# Smokin' D&D Motor



## exchaoordo (Aug 4, 2010)

I just got done redoing all of the 12v wiring for my 71 E-Beetle. My 12v joy turned to 72v horror when my motor started heating up badly and eventually smoking. 

Now, before I get inundated with "You should really run 96v" or "You are over amping your motor," trust me when I say the car has been delightful for the past 2000 miles and suits me well.

All I really would like to know is if there is any way I could have screwed up the 72v system by doing something to the 12v. The only other possibilities are that:

The car sitting for 3 weeks was bad for it.
Just dumb luck that the motor started smoking at this precise time.

Particulars: D&D Motor ES15 (and yes, I know there are much better motors); Altrax 7245 controller (and my logs show nothing amiss for temp, amps, or voltage there); 6v T105 batteries. Any ideas appreciated.


----------



## onegreenev (May 18, 2012)

What is your driving style and how fast do you actually drive this vehicle. Not likely that the 12 volt system mucked up the works for the motor.


----------



## onegreenev (May 18, 2012)

Car sitting for three weeks should not be a problem except that you need to be sure your fully charged before venturing out after a long sit. I presume its a lead acid build? The 12 volts system should be totally isolated from the 72 volt system. Did you do the conversion or did you buy it already done? Pictures of your pride and joy? 

Brushes could have been bad or gone bad. Too much brush dust accumulated but cant imagine too much in only 2000 miles. Yes, it could be just dumb luck and you got a lemon. 

I also assume by the size of the motor and power of the controller you mostly drive in town at 45 mph or slower. More like an NEV.


----------



## Ziggythewiz (May 16, 2010)

As Pete said, potential brush issues maybe, or driving syle.

I can run my D&D (ES-31B) all day in any heat without an issue if in 2nd gear, but if in 3rd on a hot day or 4th for long it needs forced air cooling.


----------



## exchaoordo (Aug 4, 2010)

Thanks for the replies. It is definitely not a function of driving style or not having enough amps in the pack (yes, lead acid). I put laptop on the Altrax and the amps etc. are all okay. It is clearly something frozen up in there. What's odd is that it works fine except for the smoke!


----------



## piotrsko (Dec 9, 2007)

what does the smoke smell like? could be an oil leak or Grease leak


----------



## PStechPaul (May 1, 2012)

Could even be a rodent that squeezed into the motor brush area and got toasted when you zapped the power to it.
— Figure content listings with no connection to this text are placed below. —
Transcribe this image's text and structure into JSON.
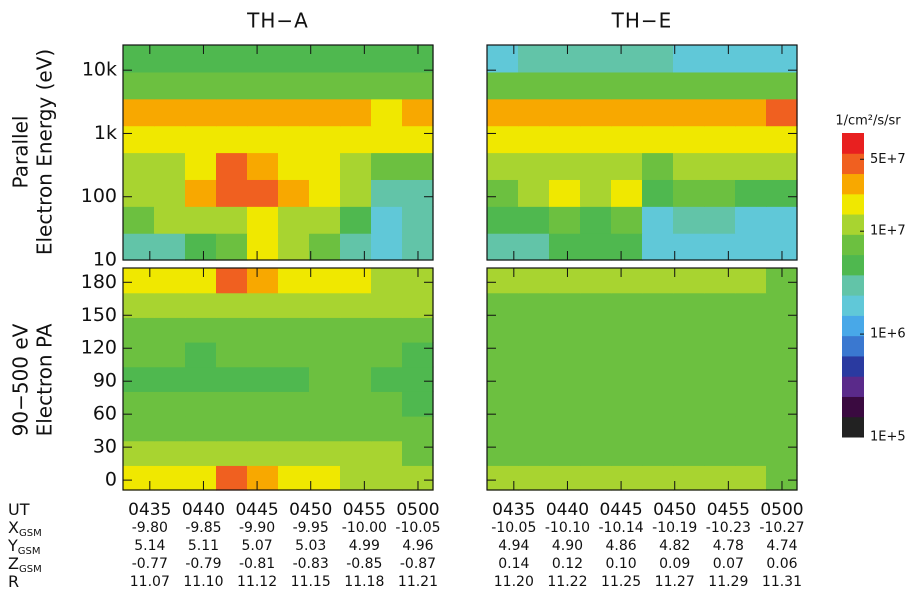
{
  "chart_data": {
    "type": "heatmap",
    "energy_label": [
      "Parallel",
      "Electron Energy (eV)"
    ],
    "pa_label": [
      "90−500 eV",
      "Electron PA"
    ],
    "colorbar": {
      "title": "1/cm²/s/sr",
      "clim": [
        100000,
        90000000
      ],
      "colormap": [
        "#222222",
        "#3a0a40",
        "#5a2a8a",
        "#2a3aa0",
        "#3a78d0",
        "#48a8e8",
        "#60c8d8",
        "#62c4a8",
        "#4fb84f",
        "#6cc040",
        "#a8d430",
        "#f0e800",
        "#f8a800",
        "#f06020",
        "#e82020"
      ],
      "ticks": [
        {
          "value": 100000,
          "label": "1E+5"
        },
        {
          "value": 1000000,
          "label": "1E+6"
        },
        {
          "value": 10000000,
          "label": "1E+7"
        },
        {
          "value": 50000000,
          "label": "5E+7"
        }
      ]
    },
    "ephemeris_rows": [
      {
        "label": "UT"
      },
      {
        "label": "X",
        "sub": "GSM"
      },
      {
        "label": "Y",
        "sub": "GSM"
      },
      {
        "label": "Z",
        "sub": "GSM"
      },
      {
        "label": "R"
      }
    ],
    "panels": [
      {
        "title": "TH−A",
        "xlim": [
          272.5,
          301.4
        ],
        "xticks": [
          {
            "value": 275,
            "label": "0435"
          },
          {
            "value": 280,
            "label": "0440"
          },
          {
            "value": 285,
            "label": "0445"
          },
          {
            "value": 290,
            "label": "0450"
          },
          {
            "value": 295,
            "label": "0455"
          },
          {
            "value": 300,
            "label": "0500"
          }
        ],
        "energy": {
          "ylim": [
            10,
            25000
          ],
          "log": true,
          "yticks": [
            10,
            100,
            {
              "value": 1000,
              "label": "1k"
            },
            {
              "value": 10000,
              "label": "10k"
            }
          ],
          "z": [
            [
              3000000.0,
              3000000.0,
              5000000.0,
              8000000.0,
              15000000.0,
              12000000.0,
              8000000.0,
              3000000.0,
              2000000.0,
              3000000.0
            ],
            [
              8000000.0,
              10000000.0,
              10000000.0,
              12000000.0,
              15000000.0,
              12000000.0,
              10000000.0,
              4000000.0,
              2000000.0,
              3000000.0
            ],
            [
              10000000.0,
              12000000.0,
              30000000.0,
              40000000.0,
              40000000.0,
              30000000.0,
              15000000.0,
              10000000.0,
              3000000.0,
              3000000.0
            ],
            [
              12000000.0,
              12000000.0,
              20000000.0,
              50000000.0,
              30000000.0,
              20000000.0,
              15000000.0,
              10000000.0,
              8000000.0,
              8000000.0
            ],
            [
              20000000.0,
              20000000.0,
              20000000.0,
              20000000.0,
              20000000.0,
              20000000.0,
              20000000.0,
              15000000.0,
              15000000.0,
              20000000.0
            ],
            [
              30000000.0,
              30000000.0,
              25000000.0,
              25000000.0,
              25000000.0,
              25000000.0,
              25000000.0,
              30000000.0,
              20000000.0,
              30000000.0
            ],
            [
              8000000.0,
              8000000.0,
              8000000.0,
              8000000.0,
              8000000.0,
              8000000.0,
              8000000.0,
              8000000.0,
              8000000.0,
              8000000.0
            ],
            [
              4000000.0,
              5000000.0,
              4000000.0,
              4000000.0,
              5000000.0,
              4000000.0,
              4000000.0,
              4000000.0,
              4000000.0,
              4000000.0
            ]
          ]
        },
        "pa": {
          "ylim": [
            -9,
            193
          ],
          "log": false,
          "yticks": [
            0,
            30,
            60,
            90,
            120,
            150,
            180
          ],
          "z": [
            [
              15000000.0,
              15000000.0,
              20000000.0,
              40000000.0,
              30000000.0,
              20000000.0,
              15000000.0,
              12000000.0,
              12000000.0,
              10000000.0
            ],
            [
              10000000.0,
              10000000.0,
              10000000.0,
              12000000.0,
              12000000.0,
              10000000.0,
              10000000.0,
              10000000.0,
              10000000.0,
              8000000.0
            ],
            [
              8000000.0,
              8000000.0,
              8000000.0,
              8000000.0,
              8000000.0,
              8000000.0,
              8000000.0,
              8000000.0,
              8000000.0,
              8000000.0
            ],
            [
              6000000.0,
              6000000.0,
              6000000.0,
              6000000.0,
              6000000.0,
              6000000.0,
              6000000.0,
              6000000.0,
              6000000.0,
              5000000.0
            ],
            [
              5000000.0,
              5000000.0,
              5000000.0,
              5000000.0,
              5000000.0,
              5000000.0,
              6000000.0,
              6000000.0,
              5000000.0,
              5000000.0
            ],
            [
              6000000.0,
              6000000.0,
              5000000.0,
              6000000.0,
              6000000.0,
              6000000.0,
              6000000.0,
              6000000.0,
              6000000.0,
              5000000.0
            ],
            [
              8000000.0,
              8000000.0,
              8000000.0,
              8000000.0,
              8000000.0,
              8000000.0,
              8000000.0,
              8000000.0,
              8000000.0,
              8000000.0
            ],
            [
              10000000.0,
              10000000.0,
              10000000.0,
              12000000.0,
              12000000.0,
              10000000.0,
              10000000.0,
              10000000.0,
              10000000.0,
              10000000.0
            ],
            [
              15000000.0,
              15000000.0,
              15000000.0,
              40000000.0,
              30000000.0,
              20000000.0,
              15000000.0,
              15000000.0,
              12000000.0,
              10000000.0
            ]
          ]
        },
        "ephemeris": [
          [
            "-9.80",
            "-9.85",
            "-9.90",
            "-9.95",
            "-10.00",
            "-10.05"
          ],
          [
            "5.14",
            "5.11",
            "5.07",
            "5.03",
            "4.99",
            "4.96"
          ],
          [
            "-0.77",
            "-0.79",
            "-0.81",
            "-0.83",
            "-0.85",
            "-0.87"
          ],
          [
            "11.07",
            "11.10",
            "11.12",
            "11.15",
            "11.18",
            "11.21"
          ]
        ]
      },
      {
        "title": "TH−E",
        "xlim": [
          272.5,
          301.4
        ],
        "xticks": [
          {
            "value": 275,
            "label": "0435"
          },
          {
            "value": 280,
            "label": "0440"
          },
          {
            "value": 285,
            "label": "0445"
          },
          {
            "value": 290,
            "label": "0450"
          },
          {
            "value": 295,
            "label": "0455"
          },
          {
            "value": 300,
            "label": "0500"
          }
        ],
        "energy": {
          "ylim": [
            10,
            25000
          ],
          "log": true,
          "yticks": [
            10,
            100,
            1000,
            10000
          ],
          "z": [
            [
              3000000.0,
              3000000.0,
              4000000.0,
              4000000.0,
              4000000.0,
              2000000.0,
              2000000.0,
              2000000.0,
              2000000.0,
              2000000.0
            ],
            [
              4000000.0,
              5000000.0,
              8000000.0,
              5000000.0,
              8000000.0,
              2000000.0,
              3000000.0,
              3000000.0,
              2000000.0,
              2000000.0
            ],
            [
              8000000.0,
              10000000.0,
              15000000.0,
              10000000.0,
              15000000.0,
              4000000.0,
              8000000.0,
              8000000.0,
              4000000.0,
              5000000.0
            ],
            [
              10000000.0,
              10000000.0,
              10000000.0,
              10000000.0,
              10000000.0,
              8000000.0,
              10000000.0,
              10000000.0,
              10000000.0,
              10000000.0
            ],
            [
              15000000.0,
              15000000.0,
              15000000.0,
              15000000.0,
              15000000.0,
              20000000.0,
              20000000.0,
              20000000.0,
              20000000.0,
              20000000.0
            ],
            [
              30000000.0,
              30000000.0,
              30000000.0,
              25000000.0,
              25000000.0,
              30000000.0,
              30000000.0,
              30000000.0,
              30000000.0,
              40000000.0
            ],
            [
              8000000.0,
              8000000.0,
              8000000.0,
              8000000.0,
              8000000.0,
              8000000.0,
              8000000.0,
              8000000.0,
              8000000.0,
              8000000.0
            ],
            [
              2000000.0,
              3000000.0,
              3000000.0,
              3000000.0,
              3000000.0,
              3000000.0,
              2000000.0,
              2000000.0,
              2000000.0,
              2000000.0
            ]
          ]
        },
        "pa": {
          "ylim": [
            -9,
            193
          ],
          "log": false,
          "yticks": [
            0,
            30,
            60,
            90,
            120,
            150,
            180
          ],
          "z": [
            [
              10000000.0,
              10000000.0,
              10000000.0,
              10000000.0,
              10000000.0,
              10000000.0,
              10000000.0,
              10000000.0,
              10000000.0,
              8000000.0
            ],
            [
              8000000.0,
              8000000.0,
              8000000.0,
              8000000.0,
              8000000.0,
              8000000.0,
              8000000.0,
              8000000.0,
              8000000.0,
              8000000.0
            ],
            [
              8000000.0,
              8000000.0,
              8000000.0,
              8000000.0,
              8000000.0,
              8000000.0,
              8000000.0,
              8000000.0,
              8000000.0,
              8000000.0
            ],
            [
              7000000.0,
              7000000.0,
              7000000.0,
              7000000.0,
              7000000.0,
              7000000.0,
              7000000.0,
              7000000.0,
              7000000.0,
              6000000.0
            ],
            [
              6000000.0,
              6000000.0,
              6000000.0,
              6000000.0,
              7000000.0,
              6000000.0,
              7000000.0,
              7000000.0,
              6000000.0,
              6000000.0
            ],
            [
              7000000.0,
              7000000.0,
              7000000.0,
              7000000.0,
              7000000.0,
              7000000.0,
              7000000.0,
              7000000.0,
              7000000.0,
              6000000.0
            ],
            [
              8000000.0,
              8000000.0,
              8000000.0,
              8000000.0,
              8000000.0,
              8000000.0,
              8000000.0,
              8000000.0,
              8000000.0,
              8000000.0
            ],
            [
              8000000.0,
              8000000.0,
              8000000.0,
              8000000.0,
              8000000.0,
              8000000.0,
              8000000.0,
              8000000.0,
              8000000.0,
              8000000.0
            ],
            [
              10000000.0,
              10000000.0,
              10000000.0,
              10000000.0,
              10000000.0,
              10000000.0,
              10000000.0,
              10000000.0,
              10000000.0,
              8000000.0
            ]
          ]
        },
        "ephemeris": [
          [
            "-10.05",
            "-10.10",
            "-10.14",
            "-10.19",
            "-10.23",
            "-10.27"
          ],
          [
            "4.94",
            "4.90",
            "4.86",
            "4.82",
            "4.78",
            "4.74"
          ],
          [
            "0.14",
            "0.12",
            "0.10",
            "0.09",
            "0.07",
            "0.06"
          ],
          [
            "11.20",
            "11.22",
            "11.25",
            "11.27",
            "11.29",
            "11.31"
          ]
        ]
      }
    ]
  }
}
If everything works OK then it's probably some sort of contaminant in the motor and a good inspection and cleaning would determine what it is (was) and restore normal olfactory performance.


----------



## exchaoordo (Aug 4, 2010)

Hi All, and thanks for the help.
Well, it turns out the problem is a broken wire leading to one of the brushes. It looked in tact until I pulled it out, so that was likely heating up. Now I just need to source new brushes.

I will tell you all that D&D Motor Systems and Wilderness EV (e-volks) are better avoided. The motors are fine for the price, I suppose, but they were dismissive and unhelpful when I tried to get some sort of advice on what was going on. All they could do was tell me to ship them the 62# motor and they would fix it, charging me all that shipping and so forth. Their site has no motor data and no place to order spare parts. What I really need to figure out is who actually makes their motors so I can get brushes and back on the road.
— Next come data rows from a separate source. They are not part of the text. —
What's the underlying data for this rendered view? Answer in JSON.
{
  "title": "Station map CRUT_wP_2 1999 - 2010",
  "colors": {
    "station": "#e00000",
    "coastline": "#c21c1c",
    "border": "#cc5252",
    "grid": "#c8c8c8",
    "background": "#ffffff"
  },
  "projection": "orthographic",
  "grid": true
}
Again, many thanks for the replies.


----------



## onegreenev (May 18, 2012)

Good to know you found the problem. Loose connections are a b......

I tell everyone to steer clear Wilderness EV and to avoid any of their kits. 

Glad your vehicle is working for you.

Pete


----------



## onegreenev (May 18, 2012)

Did you find any brushes yet?


----------



## Ziggythewiz (May 16, 2010)

Yes, if you find a brush source I'm interested as well. I'm sure I'll need em in another 100k miles or 2.


----------